The World Health Organization (WHO) said Friday that it has received about $55 million from governments around the world since Aug. 1, just one-fifth of the amount it needs to implement a strategic response plan meant to contain the virus through the end of the year.
“Currently available funds will close the financing gap up until the end of September 2019,” WHO said in its weekly report on the outbreak. “Further resources are needed to fund the response through to December 2019, and WHO is appealing to donors to provide generous support.”
{mosads}So far, the outbreak has infected at least 3,113 people across three eastern provinces in Congo, according to the country’s health ministry and the WHO. At least 2,077 of those victims have died, though the numbers are likely higher because some families care for victims at home rather than seeking treatment at a medical facility.
The virus has disproportionately struck women in the region, who are more likely to care for sick family members or prepare dead bodies for funeral services, putting them at greater risk. Of the identified cases, 56 percent have been women. A little under a third of the cases, 29 percent, have been children under the age of 18.
The WHO has spent more than a quarter of a billion dollars battling what has become the second-largest outbreak in modern history, and the largest ever to strike Congo. Donor nations and philanthropies have contributed about $170 million of that total, including $20 million directly from the U.S. Agency for International Development (USAID).

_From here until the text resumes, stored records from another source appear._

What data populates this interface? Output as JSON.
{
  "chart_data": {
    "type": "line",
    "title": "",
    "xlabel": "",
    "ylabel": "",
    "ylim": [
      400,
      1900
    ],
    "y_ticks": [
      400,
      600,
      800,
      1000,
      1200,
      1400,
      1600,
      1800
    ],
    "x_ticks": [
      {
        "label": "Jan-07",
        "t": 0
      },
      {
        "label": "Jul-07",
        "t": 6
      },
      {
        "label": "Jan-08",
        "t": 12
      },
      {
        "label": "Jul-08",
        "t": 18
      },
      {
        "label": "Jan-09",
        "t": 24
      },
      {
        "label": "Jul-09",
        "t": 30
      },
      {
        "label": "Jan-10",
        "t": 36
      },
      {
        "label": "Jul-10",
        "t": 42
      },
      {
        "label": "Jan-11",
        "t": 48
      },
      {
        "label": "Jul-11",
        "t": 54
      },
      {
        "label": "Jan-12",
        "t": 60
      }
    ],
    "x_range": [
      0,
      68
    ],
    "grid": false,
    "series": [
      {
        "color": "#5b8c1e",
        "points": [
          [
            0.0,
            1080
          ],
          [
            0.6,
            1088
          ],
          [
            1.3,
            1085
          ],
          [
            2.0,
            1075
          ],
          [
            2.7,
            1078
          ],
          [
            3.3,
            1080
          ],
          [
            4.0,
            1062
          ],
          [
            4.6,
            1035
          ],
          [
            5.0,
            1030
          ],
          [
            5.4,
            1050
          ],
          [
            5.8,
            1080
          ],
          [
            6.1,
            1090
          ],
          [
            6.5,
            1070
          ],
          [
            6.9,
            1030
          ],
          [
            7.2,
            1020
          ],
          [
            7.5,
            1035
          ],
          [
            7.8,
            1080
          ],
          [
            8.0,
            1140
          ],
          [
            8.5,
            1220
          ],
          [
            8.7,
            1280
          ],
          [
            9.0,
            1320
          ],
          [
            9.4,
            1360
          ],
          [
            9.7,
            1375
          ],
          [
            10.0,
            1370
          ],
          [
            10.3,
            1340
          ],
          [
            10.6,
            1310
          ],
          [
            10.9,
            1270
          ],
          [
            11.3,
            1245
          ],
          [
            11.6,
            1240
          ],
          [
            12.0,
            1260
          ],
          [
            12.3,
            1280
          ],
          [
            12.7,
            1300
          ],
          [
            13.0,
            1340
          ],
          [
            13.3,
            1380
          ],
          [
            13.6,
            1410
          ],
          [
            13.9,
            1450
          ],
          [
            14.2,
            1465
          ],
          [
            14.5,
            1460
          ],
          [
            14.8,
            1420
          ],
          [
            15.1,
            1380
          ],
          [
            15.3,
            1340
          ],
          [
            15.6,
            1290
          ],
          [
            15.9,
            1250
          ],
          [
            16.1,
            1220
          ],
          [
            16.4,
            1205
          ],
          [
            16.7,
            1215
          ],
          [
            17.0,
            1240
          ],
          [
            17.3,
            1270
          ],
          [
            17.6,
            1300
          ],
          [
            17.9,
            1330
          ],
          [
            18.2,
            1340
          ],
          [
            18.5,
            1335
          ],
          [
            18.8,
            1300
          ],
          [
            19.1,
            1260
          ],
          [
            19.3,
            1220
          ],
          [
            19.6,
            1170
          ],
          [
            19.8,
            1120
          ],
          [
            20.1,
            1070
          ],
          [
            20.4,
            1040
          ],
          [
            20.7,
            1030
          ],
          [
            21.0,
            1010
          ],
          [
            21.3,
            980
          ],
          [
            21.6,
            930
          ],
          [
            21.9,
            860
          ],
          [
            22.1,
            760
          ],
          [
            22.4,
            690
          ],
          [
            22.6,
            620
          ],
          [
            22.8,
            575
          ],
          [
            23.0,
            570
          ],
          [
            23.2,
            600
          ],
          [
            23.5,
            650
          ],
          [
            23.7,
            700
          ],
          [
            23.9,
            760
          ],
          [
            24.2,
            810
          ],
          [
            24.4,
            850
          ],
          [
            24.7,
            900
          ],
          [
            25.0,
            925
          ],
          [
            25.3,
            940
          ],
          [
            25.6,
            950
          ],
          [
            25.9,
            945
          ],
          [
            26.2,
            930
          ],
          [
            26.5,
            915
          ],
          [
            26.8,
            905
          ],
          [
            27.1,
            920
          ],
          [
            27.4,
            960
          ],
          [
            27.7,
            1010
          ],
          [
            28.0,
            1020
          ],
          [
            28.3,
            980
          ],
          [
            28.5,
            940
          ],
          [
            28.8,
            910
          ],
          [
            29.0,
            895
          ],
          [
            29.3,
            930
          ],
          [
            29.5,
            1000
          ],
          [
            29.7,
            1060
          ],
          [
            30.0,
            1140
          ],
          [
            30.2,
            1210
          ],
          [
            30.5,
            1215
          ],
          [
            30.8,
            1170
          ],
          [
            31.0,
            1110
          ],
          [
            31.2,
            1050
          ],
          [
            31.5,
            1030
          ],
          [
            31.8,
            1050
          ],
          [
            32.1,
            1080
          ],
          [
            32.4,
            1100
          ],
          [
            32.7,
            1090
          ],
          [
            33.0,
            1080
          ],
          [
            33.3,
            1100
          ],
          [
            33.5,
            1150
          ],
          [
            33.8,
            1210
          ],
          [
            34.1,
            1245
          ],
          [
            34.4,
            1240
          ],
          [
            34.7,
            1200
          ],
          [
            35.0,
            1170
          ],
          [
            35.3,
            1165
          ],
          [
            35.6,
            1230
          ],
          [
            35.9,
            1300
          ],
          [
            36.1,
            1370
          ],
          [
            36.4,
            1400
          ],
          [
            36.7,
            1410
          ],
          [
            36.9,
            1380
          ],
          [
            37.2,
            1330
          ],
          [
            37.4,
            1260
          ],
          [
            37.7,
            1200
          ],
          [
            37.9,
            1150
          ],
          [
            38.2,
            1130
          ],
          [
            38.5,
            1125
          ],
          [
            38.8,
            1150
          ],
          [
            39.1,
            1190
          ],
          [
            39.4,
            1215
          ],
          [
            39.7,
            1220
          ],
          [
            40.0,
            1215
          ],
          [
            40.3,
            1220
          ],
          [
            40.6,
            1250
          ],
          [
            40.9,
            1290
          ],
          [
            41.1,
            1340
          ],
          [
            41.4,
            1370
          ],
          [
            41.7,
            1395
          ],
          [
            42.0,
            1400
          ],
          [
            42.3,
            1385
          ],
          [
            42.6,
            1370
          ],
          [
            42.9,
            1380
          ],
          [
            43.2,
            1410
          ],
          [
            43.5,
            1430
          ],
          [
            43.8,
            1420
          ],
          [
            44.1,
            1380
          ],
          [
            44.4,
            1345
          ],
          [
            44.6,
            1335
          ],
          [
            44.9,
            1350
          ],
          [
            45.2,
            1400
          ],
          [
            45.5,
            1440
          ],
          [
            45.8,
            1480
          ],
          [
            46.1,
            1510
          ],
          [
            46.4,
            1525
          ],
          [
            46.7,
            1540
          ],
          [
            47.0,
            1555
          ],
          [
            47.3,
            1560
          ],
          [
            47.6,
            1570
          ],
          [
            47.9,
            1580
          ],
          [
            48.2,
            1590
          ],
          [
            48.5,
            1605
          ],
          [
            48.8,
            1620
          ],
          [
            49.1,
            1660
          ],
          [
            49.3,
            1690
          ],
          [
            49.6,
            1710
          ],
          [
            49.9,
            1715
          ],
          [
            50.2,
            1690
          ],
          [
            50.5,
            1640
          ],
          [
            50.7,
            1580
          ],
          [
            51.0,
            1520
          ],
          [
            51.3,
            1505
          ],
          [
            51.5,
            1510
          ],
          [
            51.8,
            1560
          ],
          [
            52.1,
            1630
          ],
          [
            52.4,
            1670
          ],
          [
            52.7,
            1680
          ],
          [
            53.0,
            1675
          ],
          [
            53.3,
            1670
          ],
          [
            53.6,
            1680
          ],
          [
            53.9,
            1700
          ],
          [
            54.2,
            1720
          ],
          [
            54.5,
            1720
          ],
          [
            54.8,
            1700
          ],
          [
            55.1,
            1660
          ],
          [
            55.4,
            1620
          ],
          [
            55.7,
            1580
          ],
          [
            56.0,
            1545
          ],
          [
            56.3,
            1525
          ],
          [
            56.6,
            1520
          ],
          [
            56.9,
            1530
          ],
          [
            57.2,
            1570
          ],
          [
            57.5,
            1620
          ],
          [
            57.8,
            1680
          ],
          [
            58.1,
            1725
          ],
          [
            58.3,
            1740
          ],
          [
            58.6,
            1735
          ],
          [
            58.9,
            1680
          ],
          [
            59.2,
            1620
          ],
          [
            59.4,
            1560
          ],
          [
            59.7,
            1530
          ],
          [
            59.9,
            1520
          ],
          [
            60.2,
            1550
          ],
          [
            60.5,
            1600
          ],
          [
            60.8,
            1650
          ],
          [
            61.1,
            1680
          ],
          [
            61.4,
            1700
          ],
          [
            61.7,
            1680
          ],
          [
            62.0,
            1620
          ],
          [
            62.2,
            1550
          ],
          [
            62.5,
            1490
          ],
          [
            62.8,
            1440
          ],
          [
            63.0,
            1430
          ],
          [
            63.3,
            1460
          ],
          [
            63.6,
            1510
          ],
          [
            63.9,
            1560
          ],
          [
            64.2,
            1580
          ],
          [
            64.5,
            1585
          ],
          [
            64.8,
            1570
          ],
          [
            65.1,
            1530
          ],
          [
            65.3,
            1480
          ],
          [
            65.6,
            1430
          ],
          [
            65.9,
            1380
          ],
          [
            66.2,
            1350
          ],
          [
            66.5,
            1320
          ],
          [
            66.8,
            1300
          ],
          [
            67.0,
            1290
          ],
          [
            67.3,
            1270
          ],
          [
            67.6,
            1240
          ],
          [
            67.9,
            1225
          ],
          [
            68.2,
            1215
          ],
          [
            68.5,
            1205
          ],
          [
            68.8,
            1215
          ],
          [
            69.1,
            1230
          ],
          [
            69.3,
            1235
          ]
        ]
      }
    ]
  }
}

USAID said last week it had spent a total of $158 million helping Congo fight the outbreak, both through WHO funding and through regional preparedness efforts in neighboring countries.
The World Bank last month released $30 million more from its Pandemic Emergency Financing Facility in the days after the WHO declared the outbreak a public health emergency of international concern, its highest warning level.
The WHO, which has 671 trained staffers on the ground in Congo, is the largest of dozens of international groups such as UNICEF and Doctors Without Borders that have tried to contain the spread of Ebola.
But an unstable security situation in the region, where dozens of armed militant groups operate with impunity and where more than 200 attacks on health care facilities and workers have been recorded, has kept many more groups on the sidelines.
Army snipers now guard some of the Ebola treatment units throughout the region. WHO officials travel in armored cars with armed escorts.
“The outlook of the outbreak remains fragile due to the volatile context of the response,” the WHO’s Health Emergencies Program said in a statement.
There are some positive signs that the outbreak might finally be coming under control. Just 40 new confirmed cases were reported in the last week, the lowest number of cases since March.
Public health officials warned that it remains too soon to tell whether the downward trends are momentary blips or the result of real progress. As of last week, more than 14,000 people were being monitored for signs of the virus, a practice known as contact tracing — keeping track of those who have come into contact with someone who has contracted the virus, those who are most likely to be infected themselves.
Congolese health officials and those from neighboring countries are on high alert to prevent the virus from spreading across international borders. Those officials are screening tens of thousands of people who regularly travel into South Sudan, Uganda and Burundi, countries that neighbor the North Kivu, South Kivu and Ituri provinces.
More than 217,000 people have been inoculated against the Ebola virus, using a vaccine that has proven effective so far.